Verflixter Buchstabenwirrwarr

Vorarlberg / 07.04.2022 • 19:16 Uhr

Eltern empfinden legasthene Kinder in der Schule als zu wenig beachtet.

Schwarzach Legasthenie und Dyskalkulie: Der eine Begriff bezeichnet eine Lese- und Rechtschreibstörung, der andere eine Rechenschwäche. Beides kann betroffenen Kindern das schulische Fortkommen erschweren. Zwar gibt es Erlässe, der letzte stammt aus 2021, die den Umgang im Unterricht regeln, dennoch beklagen Eltern immer wieder eine mangelnde Rücksichtnahme auf die Handicaps ihrer Kinder.

So wird etwa kritisiert, dass es zu wenige auf diese Lernschwächen spezialisierte Pädagoginnen und Pädagogen gibt. Brigitta Amann, Leiterin der Schulpsychologie, will das nicht so stehen lassen: „Die Pädagogische Hochschule in Feldkirch bietet viersemestrige Lehrgänge an, die immer voll belegt sind.“ Welche Maßnahmen angewendet werden, die Schülern helfen, besser zurechtzukommen, liegt in der Verantwortung der Lehrkräfte. „Diese müssen dazuschauen, wie der betroffene Schüler und die Klasse zum bestmöglichen Lernergebnis kommen.“

Förderkonzepte

Die Bildungsdirektion kann mit verbindlichen Förderkonzepten nur im Bereich der Pflichtschulen tätig werden. Bundesschulen sind diesbezüglich von den Regeln des Bundes abhängig. Die Erlässe gelten allerdings für alle Schultypen und enthalten klare Unterstützungsempfehlungen. Schätzungen zufolge gibt es in jeder Klasse drei bis vier Kinder mit einer Lernschwäche, die mehr brauchen als einen Standard-Unterricht. Eine klinische Diagnose haben laut Brigitta Amann aber nicht sehr viele. Sie spricht von „zirka einem Schüler“ pro Klasse.

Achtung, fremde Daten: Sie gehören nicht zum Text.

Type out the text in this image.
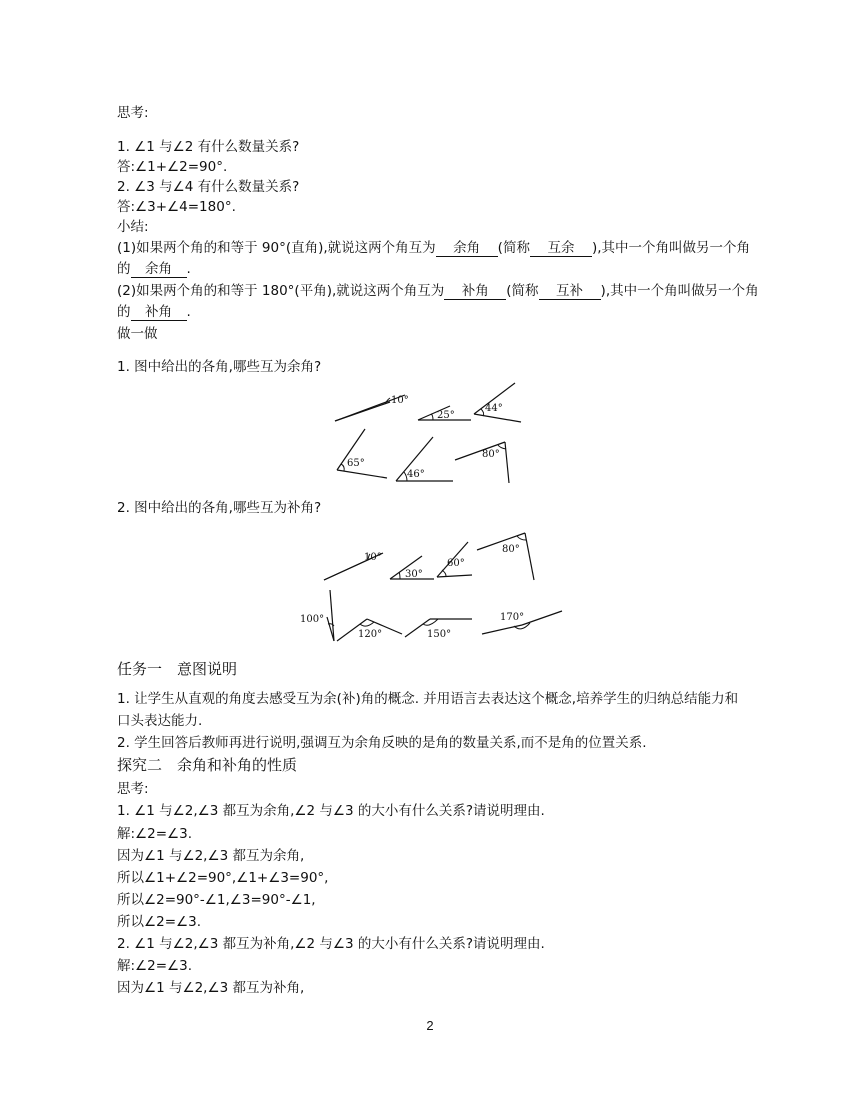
思考:
1. ∠1 与∠2 有什么数量关系?
答:∠1+∠2=90°.
2. ∠3 与∠4 有什么数量关系?
答:∠3+∠4=180°.
小结:
(1)如果两个角的和等于 90°(直角),就说这两个角互为 余角 (简称 互余 ),其中一个角叫做另一个角
的 余角 .
(2)如果两个角的和等于 180°(平角),就说这两个角互为 补角 (简称 互补 ),其中一个角叫做另一个角
的 补角 .
做一做
1. 图中给出的各角,哪些互为余角?
10°
25°
44°
65°
46°
80°
2. 图中给出的各角,哪些互为补角?
10°
30°
60°
80°
100°
120°	150°
170°
任务一　意图说明
1. 让学生从直观的角度去感受互为余(补)角的概念. 并用语言去表达这个概念,培养学生的归纳总结能力和
口头表达能力.
2. 学生回答后教师再进行说明,强调互为余角反映的是角的数量关系,而不是角的位置关系.
探究二　余角和补角的性质
思考:
1. ∠1 与∠2,∠3 都互为余角,∠2 与∠3 的大小有什么关系?请说明理由.
解:∠2=∠3.
因为∠1 与∠2,∠3 都互为余角,
所以∠1+∠2=90°,∠1+∠3=90°,
所以∠2=90°-∠1,∠3=90°-∠1,
所以∠2=∠3.
2. ∠1 与∠2,∠3 都互为补角,∠2 与∠3 的大小有什么关系?请说明理由.
解:∠2=∠3.
因为∠1 与∠2,∠3 都互为补角,
2
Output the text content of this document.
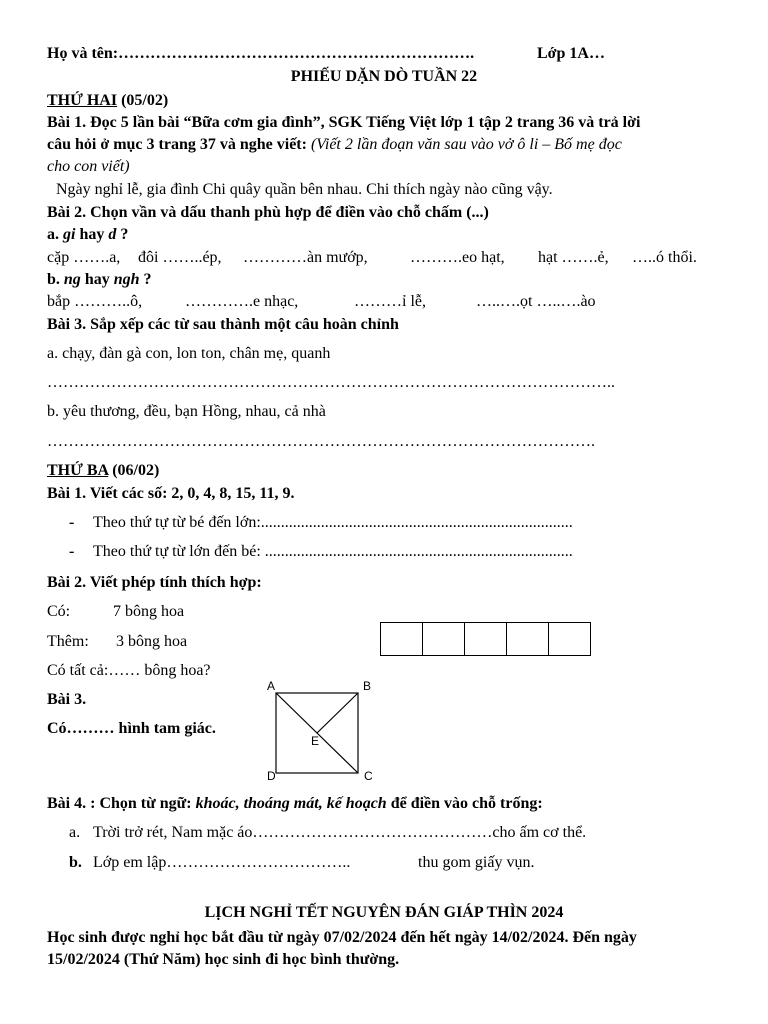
Họ và tên:………………………………………………………….	Lớp 1A…
PHIẾU DẶN DÒ TUẦN 22
THỨ HAI (05/02)
Bài 1. Đọc 5 lần bài “Bữa cơm gia đình”, SGK Tiếng Việt lớp 1 tập 2 trang 36 và trả lời
câu hỏi ở mục 3 trang 37 và nghe viết: (Viết 2 lần đoạn văn sau vào vở ô li – Bố mẹ đọc
cho con viết)
Ngày nghỉ lễ, gia đình Chi quây quần bên nhau. Chi thích ngày nào cũng vậy.
Bài 2. Chọn vần và dấu thanh phù hợp để điền vào chỗ chấm (...)
a. gi hay d ?
cặp …….a, đôi ……..ép, …………àn mướp,	……….eo hạt, hạt …….ẻ, …..ó thổi.
b. ng hay ngh ?
bắp ………..ô,	………….e nhạc,	………ỉ lễ,	…..….ọt …..….ào
Bài 3. Sắp xếp các từ sau thành một câu hoàn chỉnh
a. chạy, đàn gà con, lon ton, chân mẹ, quanh
……………………………………………………………………………………………..
b. yêu thương, đều, bạn Hồng, nhau, cả nhà
………………………………………………………………………………………….
THỨ BA (06/02)
Bài 1. Viết các số: 2, 0, 4, 8, 15, 11, 9.
- Theo thứ tự từ bé đến lớn:..............................................................................
- Theo thứ tự từ lớn đến bé: .............................................................................
Bài 2. Viết phép tính thích hợp:
Có:	7 bông hoa
Thêm: 3 bông hoa
Có tất cả:…… bông hoa?
Bài 3.
Có……… hình tam giác.
A	B
C
D
E
Bài 4. : Chọn từ ngữ: khoác, thoáng mát, kế hoạch để điền vào chỗ trống:
a. Trời trở rét, Nam mặc áo………………………………………cho ấm cơ thể.
b. Lớp em lập……………………………..	thu gom giấy vụn.
LỊCH NGHỈ TẾT NGUYÊN ĐÁN GIÁP THÌN 2024
Học sinh được nghỉ học bắt đầu từ ngày 07/02/2024 đến hết ngày 14/02/2024. Đến ngày
15/02/2024 (Thứ Năm) học sinh đi học bình thường.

Pädagogen in Volks- und Mittelschulen können im Rahmen ihrer Lehrverpflichtung Stunden für diese Kinder aufwenden. Es gebe auch bei Legasthenie unterschiedliche Ausprägungen, weshalb die Lehrkraft entscheiden müsse, welcher Förderschwerpunkt Schülern mit der jeweiligen Symptomatik am besten entgegenkomme. „Es gibt aber auch Kompensationsmöglichkeiten, etwa mehr gesprochene Sprache statt schriftlicher Texte oder Rechtschreibkorrekturen am Computer“, erläutert Amann.

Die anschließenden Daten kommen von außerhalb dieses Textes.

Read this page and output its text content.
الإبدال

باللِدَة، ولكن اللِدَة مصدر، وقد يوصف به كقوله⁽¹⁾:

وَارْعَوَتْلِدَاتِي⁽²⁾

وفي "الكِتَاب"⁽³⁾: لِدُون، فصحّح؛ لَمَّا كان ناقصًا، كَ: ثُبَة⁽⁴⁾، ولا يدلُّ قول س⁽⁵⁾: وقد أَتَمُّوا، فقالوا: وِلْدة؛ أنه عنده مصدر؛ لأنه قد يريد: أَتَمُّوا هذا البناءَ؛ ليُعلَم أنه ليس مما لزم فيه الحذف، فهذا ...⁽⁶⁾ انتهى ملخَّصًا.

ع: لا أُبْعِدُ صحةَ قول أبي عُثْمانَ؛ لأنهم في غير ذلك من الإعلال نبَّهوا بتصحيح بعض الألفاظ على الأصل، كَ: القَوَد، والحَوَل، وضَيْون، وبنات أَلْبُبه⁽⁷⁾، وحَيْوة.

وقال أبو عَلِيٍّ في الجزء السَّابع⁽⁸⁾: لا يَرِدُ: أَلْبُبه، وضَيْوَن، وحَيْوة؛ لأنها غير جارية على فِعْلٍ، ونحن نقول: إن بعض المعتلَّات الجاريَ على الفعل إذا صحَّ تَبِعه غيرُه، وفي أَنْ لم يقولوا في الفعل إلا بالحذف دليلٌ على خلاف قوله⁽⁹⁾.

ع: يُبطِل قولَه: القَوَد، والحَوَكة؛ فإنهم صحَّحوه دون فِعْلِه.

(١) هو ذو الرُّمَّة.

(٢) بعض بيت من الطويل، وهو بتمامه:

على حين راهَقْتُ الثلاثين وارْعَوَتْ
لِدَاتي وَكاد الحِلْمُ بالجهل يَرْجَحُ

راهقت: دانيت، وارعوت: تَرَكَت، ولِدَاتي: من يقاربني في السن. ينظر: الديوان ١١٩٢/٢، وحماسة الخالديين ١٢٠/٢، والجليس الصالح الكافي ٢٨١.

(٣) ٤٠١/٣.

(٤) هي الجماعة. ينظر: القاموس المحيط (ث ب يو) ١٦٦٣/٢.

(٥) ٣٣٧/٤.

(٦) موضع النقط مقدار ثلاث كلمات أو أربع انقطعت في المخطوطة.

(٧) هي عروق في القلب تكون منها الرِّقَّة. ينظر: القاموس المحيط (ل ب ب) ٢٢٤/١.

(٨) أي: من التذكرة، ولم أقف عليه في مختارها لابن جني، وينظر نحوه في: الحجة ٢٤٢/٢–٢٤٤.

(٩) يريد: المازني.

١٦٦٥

Von Eltern heftig beanstandet wird ebenso der Wegfall der sogenannten Zwei-Phasen-Schularbeit. Dabei können legasthene Schüler in einem zweiten Durchgang die Schularbeit oder den Test nochmals verbessern. Diese Möglichkeit wurde bislang empfohlen, die neuen Richtlinien sehen sie jedoch nicht mehr vor. Zur Feststellung einer Legasthenie gibt es die pädagogische Diagnostik, die aber keine Diagnose darstellt. Lehrer erheben im Rahmen von standardisierten Verfahren, wo Schüler stehen und wo sie im Lesen und Rechtschreiben zu welchem Zeitpunkt stehen sollten.

Eltern einbeziehen

Wird ein Aufhol- oder Lernbedarf festgestellt, müssen Schulen reagieren. Nützen Förderungen nichts, könne man eine psychologische Abklärung in Erwägung ziehen. Das sei indes die letzte Maßnahme. „Immer sollten die Eltern mit einbezogen werden“, sagt Brigitta Amann und betont die Wichtigkeit einer guten Kommunikation.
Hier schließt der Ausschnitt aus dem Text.